We assessed the effect of sOT exposure and withdrawal on NPC proliferation using a similar experimental paradigm. Proliferation was quantified with the established markers ethynyl deoxyuridine (EdU), an exogenous thymidine analogue that incorporates into the DNA during the S-phase of cell division, and Ki-67, an endogenous marker that labels cells in all phases of the cell cycle except G0.[35] For the 6h exposure, EdU (10μM) was added at the same time as the sOT, whereas in the 24h sOT exposure group it was added 6h before cessation of exposure. In the withdrawal experiments, the medium was replaced with proliferation medium (B27 + growth factors) at the end of sOT exposure. Subsequently, EdU (10μM) was added 18h later for the last 6h of the experiment. NPCs were then fixed and processed for Click-iT chemistry (Life Technologies, Carlsbad, CA) as previously described by us.[31, 32] For Ki67 immunocytochemistry, NPCs were fixed and processed at the same time points as for the EdU experiments using a high throughput image analysis system (see below).

NPC differentiation

To investigate the effect of sOT on differentiation and cell fate selection, NPCs were plated overnight in poly-L-ornithine/laminin coated 96-well plates at a density of 1.5 x 103 cells/well and were then exposed to sOT (100 pM and 100 nM) or vehicle in B27 medium for 24 h. Exposure was terminated by replacing the medium with maintenance B27 medium without growth factors in order to induce spontaneous NPC differentiation. The medium was then replaced every other day for 14 days and on day 14 the cells were fixed and phenotyped as neurons (Neu N), oligodendrocytes (Olig2), or astrocytes (GFAP) with commercially available antibodies. The various antibodies used and their concentrations are listed in . Secondary antibodies were always species-specific, wavelength compatible Alexa-Fluor® antibodies at a final concentration of 10 μg/ml in 3% BSA.

Imaging and analysis

Viability, proliferation, and differentiation were assessed in 9 images per well using an automated, unbiased imaging system (IN Cell Analyser 2000, GE Healthcare, Piscataway, NJ).[32] For identification and analysis of EdU, PI and CC3 positive cells, we used a two-step filtering process. In the first step, nestin-negative cells were excluded; in the second, threshold setting was used to determine the number of EdU, PI, and CC3 positive cells. Thus, only nestin-reactive cells were analysed and included in the final analysis. Imaging parameters were set based on the control wells stained with the fluorophore or antibody of interest and the same parameters were used to image all treated wells on the plate (). In these experiments, images were acquired with a 20x objective from 12–18 wells per exposure condition per assay per time point. For cellular phenotyping with specific markers, custom thresholds were set to identify NeuN+, GFAP+, and Olig2+ cells. Imaging and analysis were performed by two separate investigators, but true blinding was not possible because of the necessity to label the exposure condition on the plate to minimize errors.
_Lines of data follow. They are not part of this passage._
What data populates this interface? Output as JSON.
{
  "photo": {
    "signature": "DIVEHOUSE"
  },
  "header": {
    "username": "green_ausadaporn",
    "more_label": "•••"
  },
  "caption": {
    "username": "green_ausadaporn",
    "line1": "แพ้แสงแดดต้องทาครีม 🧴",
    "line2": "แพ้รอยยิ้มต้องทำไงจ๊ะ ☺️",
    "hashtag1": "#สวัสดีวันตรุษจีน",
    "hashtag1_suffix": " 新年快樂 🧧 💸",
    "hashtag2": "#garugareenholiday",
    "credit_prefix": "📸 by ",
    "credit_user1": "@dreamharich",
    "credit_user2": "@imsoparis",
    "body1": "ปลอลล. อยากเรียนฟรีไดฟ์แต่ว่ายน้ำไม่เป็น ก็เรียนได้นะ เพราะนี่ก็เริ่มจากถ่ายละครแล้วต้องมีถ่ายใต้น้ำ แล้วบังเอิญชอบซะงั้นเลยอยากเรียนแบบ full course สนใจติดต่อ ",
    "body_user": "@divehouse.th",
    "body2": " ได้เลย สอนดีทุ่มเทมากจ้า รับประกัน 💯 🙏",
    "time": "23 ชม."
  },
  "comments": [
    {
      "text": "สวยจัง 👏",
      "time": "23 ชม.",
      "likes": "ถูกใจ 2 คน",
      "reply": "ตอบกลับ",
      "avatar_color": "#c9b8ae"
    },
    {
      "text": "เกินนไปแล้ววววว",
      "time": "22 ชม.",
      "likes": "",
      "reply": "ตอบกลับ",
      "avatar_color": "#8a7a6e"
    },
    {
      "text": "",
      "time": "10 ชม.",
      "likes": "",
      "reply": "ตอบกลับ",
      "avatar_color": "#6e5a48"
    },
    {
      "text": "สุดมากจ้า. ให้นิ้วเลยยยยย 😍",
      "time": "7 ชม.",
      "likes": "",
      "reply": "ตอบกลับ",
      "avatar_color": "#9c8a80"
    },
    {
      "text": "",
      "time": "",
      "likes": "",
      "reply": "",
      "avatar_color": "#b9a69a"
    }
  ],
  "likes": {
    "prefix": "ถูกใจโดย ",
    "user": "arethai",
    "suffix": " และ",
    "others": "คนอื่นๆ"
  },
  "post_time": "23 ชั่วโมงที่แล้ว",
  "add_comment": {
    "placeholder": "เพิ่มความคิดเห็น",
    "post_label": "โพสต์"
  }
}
Placental transfer of oxytocin

The question whether sOT crosses the placental barrier is not fully resolved because of species differences in placental structure, particularly, the anatomical type of placenta and the thickness of the placental barrier.[36-38] Animal studies, therefore, reveal conflicting results, with studies in sheep showing minimal to no transfer,[39, 40] and those in guinea pigs, baboons, and rats suggesting transplacental transfer of oxytocin. [41-43] Human studies have been conflicting as well, with clinical studies suggesting minimal oxytocin transfer across the placenta,[44] while placental perfusion studies suggesting otherwise.[3] To ensure that our model is internally consistent, we administered varying bolus doses of intravenous sOT (0, 100 mcg/kg, 1 mg/kg) through a 22g tail vein catheter in pregnant Sprague Dawley rats at E20 under brief 2% isoflurane anesthesia. Pooled fetal cardiac blood samples were collected at 15 min after injection with the dam still under isoflurane anesthesia, centrifuged for 3000 rpm for 15 min, and plasma was stored at -80˚C. Samples were C-18 extracted, lyophilized, and assayed for oxytocin in duplicate using a fluorescent enzyme immunoassay kit (#FEK-051-01, Phoenix Pharmaceuticals, Inc.).

Statistical analysis

We designed our experiments based on previous experience with this in vitro system,[31, 32] where a sample size of 3 biologically independent NPC cultures provided at least 80% power to detect a difference between groups at a significance level of 0.05 for a two-sided test. Because of the need to include positive controls for apoptosis and cell death in the same plate, these experiments were conducted on 12 wells/ exposure condition, whereas all other experiments had a minimum sample size of 18 wells/ condition. Western blot data were analysed with Student’s t-test. Experiments with 3 treatment conditions (control, 100 pM, 100 nM) and 2 time points (6h and 24h, or 24h after either a 6 or 24h exposure) were analyzed with 2-way ANOVA followed by post-hoc Bonferroni correction to compare treatments with control group. All other data were analysed using 1-way ANOVA followed by Dunnett’s multiple comparison tests against control exposure if it passed Bartlett’s test for equal variances. Data that did not pass equal variance testing were analysed with Kruskal-Wallis test followed by Dunn’s testing for multiple comparisons. Data are represented as mean ± S.E.M from 3 biological replicates. Data analysis was performed with Prism 5 for MAC OS X software (Graphpad Software, Inc, La Jolla, CA). A two-tailed P value ≤ 0.05 was accorded statistical significance.

Results

NPCs express OXTR

Our culture conditions yielded approximately 98% pure NPCs, defined by the expression of the neural progenitor cell marker nestin, as reported previously.[32] OXTR was detectable by fluorescence immunocytochemistry (Fig 1) confirming that NPCs express the OXTR.

Fig 1

NPCs express OXTR.

A 60x photomicrograph showing co-expression of OXTR (green) both in the cytoplasm as well as the plasma membrane of nestin+ NPCs (red). Imaging was performed in Olympus confocal FV1000 microscope and processed with Adobe Photoshop. Scale bar as noted.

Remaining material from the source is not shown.